Yoga Mats on the carpet is something that sounds weird, but it isn’t. Some people are just put off by the thought especially after seeing most mats used on wooden floors.
Which then begs the question: “Can you use yoga mats on carpet?” And well, that answer is pretty easy:
You can certainly use yoga mats on the carpet if you don’t have wooden flooring. They work well though there is more cushioning and padding on the surface. It does depend on the style of yoga that you’re doing on the carpet, as using your yoga mat on the carpet is perfectly fine for Yin Yoga but very challenging for Vinyasa Flow and Ashtanga since stability is reduced.
Indeed there are still exceptions to the rule and certainly times when you’ll gain benefits.
Using Yoga Mats on Carpet
While we may think the cushioning is working towards our benefit, it isn’t. What we need is a strong foundation, not a soft surface to perform our stretches with. This is why yoga mats are typically 3mm with mild variances. By having a yoga mat on the carpet, you’re effectively creating super soft padding which feels like a little odd.
The question is best answered when knowing how thick your carpet actually is. If you’re using very thin office carpet, then using a yoga mat on top of this happens to be no problem at all. You’ll feel a very mild difference between this and a wooden floor.
Where the problem really comes to the surface is those thick woollen carpets. If you live in a colder climate where your carpet is very thick (0.5″ or greater), then that softness is wonderful to walk on but terrible to use a yoga mat on. Strangely, some people’s mattresses can be harder than their own carpets.
Yoga When You Have No Wooden Floors
Essentially, you’re looking for a way to practice yoga at home when all you have is carpetted floors. Well, you have several options:
- Use the kitchen! Often we see on Instagram experienced teachers merely using their kitchen as the floor is hard. Mop and dry the area first before using.

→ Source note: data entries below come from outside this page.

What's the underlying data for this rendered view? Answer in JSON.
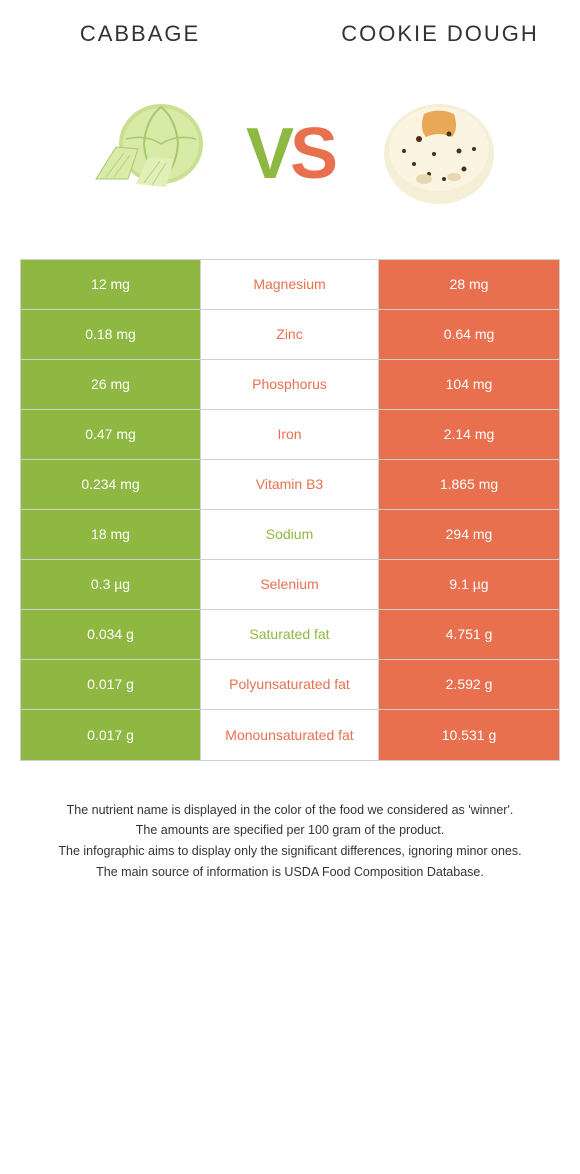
{
  "leftFood": {
    "title": "CABBAGE",
    "color": "#8fb843"
  },
  "rightFood": {
    "title": "COOKIE DOUGH",
    "color": "#e8704f"
  },
  "vs": {
    "v": "V",
    "s": "S"
  },
  "rows": [
    {
      "label": "Magnesium",
      "left": "12 mg",
      "right": "28 mg",
      "winner": "right"
    },
    {
      "label": "Zinc",
      "left": "0.18 mg",
      "right": "0.64 mg",
      "winner": "right"
    },
    {
      "label": "Phosphorus",
      "left": "26 mg",
      "right": "104 mg",
      "winner": "right"
    },
    {
      "label": "Iron",
      "left": "0.47 mg",
      "right": "2.14 mg",
      "winner": "right"
    },
    {
      "label": "Vitamin B3",
      "left": "0.234 mg",
      "right": "1.865 mg",
      "winner": "right"
    },
    {
      "label": "Sodium",
      "left": "18 mg",
      "right": "294 mg",
      "winner": "left"
    },
    {
      "label": "Selenium",
      "left": "0.3 µg",
      "right": "9.1 µg",
      "winner": "right"
    },
    {
      "label": "Saturated fat",
      "left": "0.034 g",
      "right": "4.751 g",
      "winner": "left"
    },
    {
      "label": "Polyunsaturated fat",
      "left": "0.017 g",
      "right": "2.592 g",
      "winner": "right"
    },
    {
      "label": "Monounsaturated fat",
      "left": "0.017 g",
      "right": "10.531 g",
      "winner": "right"
    }
  ],
  "footer": {
    "line1": "The nutrient name is displayed in the color of the food we considered as 'winner'.",
    "line2": "The amounts are specified per 100 gram of the product.",
    "line3": "The infographic aims to display only the significant differences, ignoring minor ones.",
    "line4": "The main source of information is USDA Food Composition Database."
  }
}
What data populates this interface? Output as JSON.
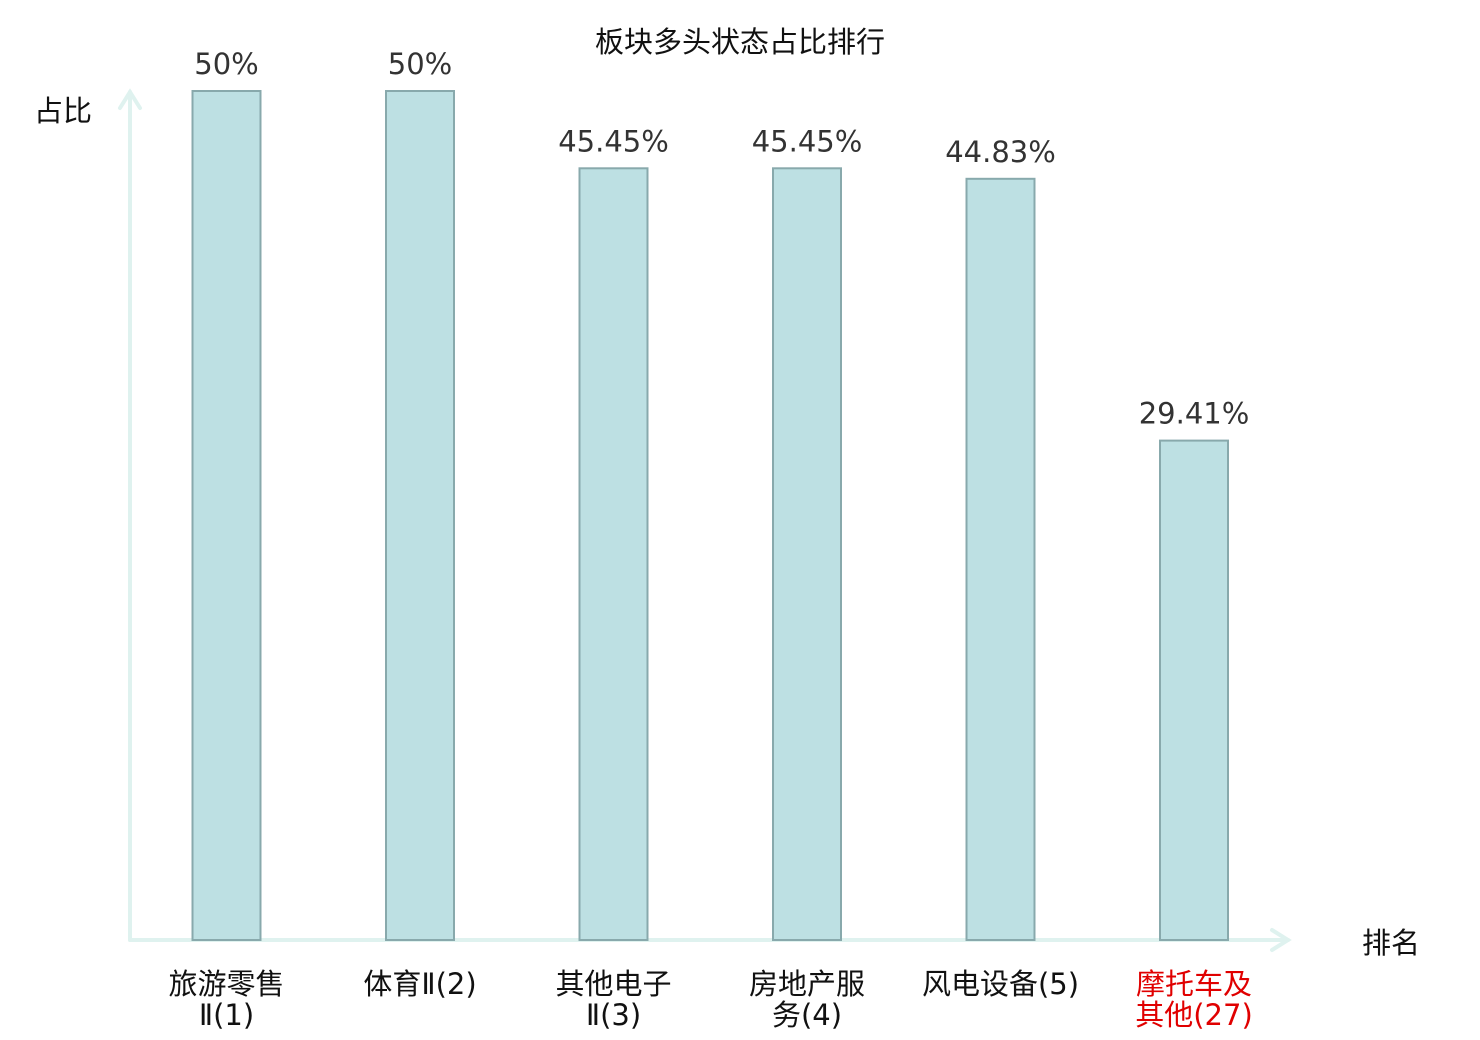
{
  "chart_data": {
    "type": "bar",
    "title": "板块多头状态占比排行",
    "xlabel": "排名",
    "ylabel": "占比",
    "ylim": [
      0,
      55
    ],
    "grid": false,
    "legend": "none",
    "categories": [
      [
        "旅游零售",
        "Ⅱ(1)"
      ],
      [
        "体育Ⅱ(2)"
      ],
      [
        "其他电子",
        "Ⅱ(3)"
      ],
      [
        "房地产服",
        "务(4)"
      ],
      [
        "风电设备(5)"
      ],
      [
        "摩托车及",
        "其他(27)"
      ]
    ],
    "values": [
      50,
      50,
      45.45,
      45.45,
      44.83,
      29.41
    ],
    "value_labels": [
      "50%",
      "50%",
      "45.45%",
      "45.45%",
      "44.83%",
      "29.41%"
    ],
    "highlight_index": 5,
    "colors": {
      "bar_fill": "#bde0e3",
      "bar_stroke": "#88a9ac",
      "axis": "#dff2ef",
      "label": "#111111",
      "value_label": "#333333",
      "highlight_label": "#e00000"
    }
  }
}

- Find a spot outside. You may have a balcony or concreted area in your backyard. We’ve even seen some people using their own garages!
- Buy a project panel sheet. Your local hardware store will have long flat boards used for construction workers and those who build houses. These are very light but will need a large car to bring home. These shouldn’t cost more than $30 and you can find them in 4 feet x 7 feet sizing which is ideal for common yoga mat sizes. While they will have some mild flex, they will certainly stop the padding sensation that you’ll feel under your toes and make you more confident
- Buy rubber matting. Gym buffs have been using this stuff for years. One unfortunate downside is that the rubber does smell quite offensively for the first few weeks and could stain your carpet too. The real upside is that it’s easy to roll up and store away under the bed.
- Buy office chair carpet protectors. These are perfect for yoga mats as they don’t slip and can be stored away super easily. You’ll need to buy 3 or 4 and line them up for best results.
We have even seen a situation where someone took down their old door and used it as a yoga board. Others use their surf or SUP boards too! Either way, you have some options if you don’t want to venture out of the studio.
Using Carpet Only for Yoga
You can do yoga on the carpet and skip the use of a yoga mat entirely. By doing so, you’ll have direct contact with the ground. It does depend on the thickness of your carpet and its type.
Remember that regular use in one specific place in your home will start to ‘etch’ the carpet and leave marks. It’s akin to your furniture being in the same position for months and leaving a crease behind. You’ll be creating wear and tear on your carpet if you keep doing yoga in the same spot.
For those who are renting/leasing their home then this is a real cause of concern. The carpet has a real risk of fading and the replacement costs are very expensive. Let’s not forget the carpet burns you can accidently acquire if you come landing down hard from a downward dog, nor the slipping that often happens.
We recommend against doing yoga purely on the carpet. It’s OK to do ocassionally if you simply need to flex out, but shouldn’t become part of your regular practice.
Also remember that some people do yoga perfectly fine on the grass. With the rise of outdoor yoga classes which encourage students to bring mats, the asanas are changed to avoid those which could risk personal injury to students due to the instable base.
It’s best to do yoga with a yoga mat. This is what they are designed for. Now – not all of us have the luxury of a wooden floor at our disposal but hopefully we’ve shown you some cool tricks and ideas to have you stretching out without needing to worry about the carpet.
To close, this is only a small part of the bigger picture. Focus on bringing together all the pieces in your yoga and spiritual journey. Start with this loving, nurturing and safe space and begin to expand holistically.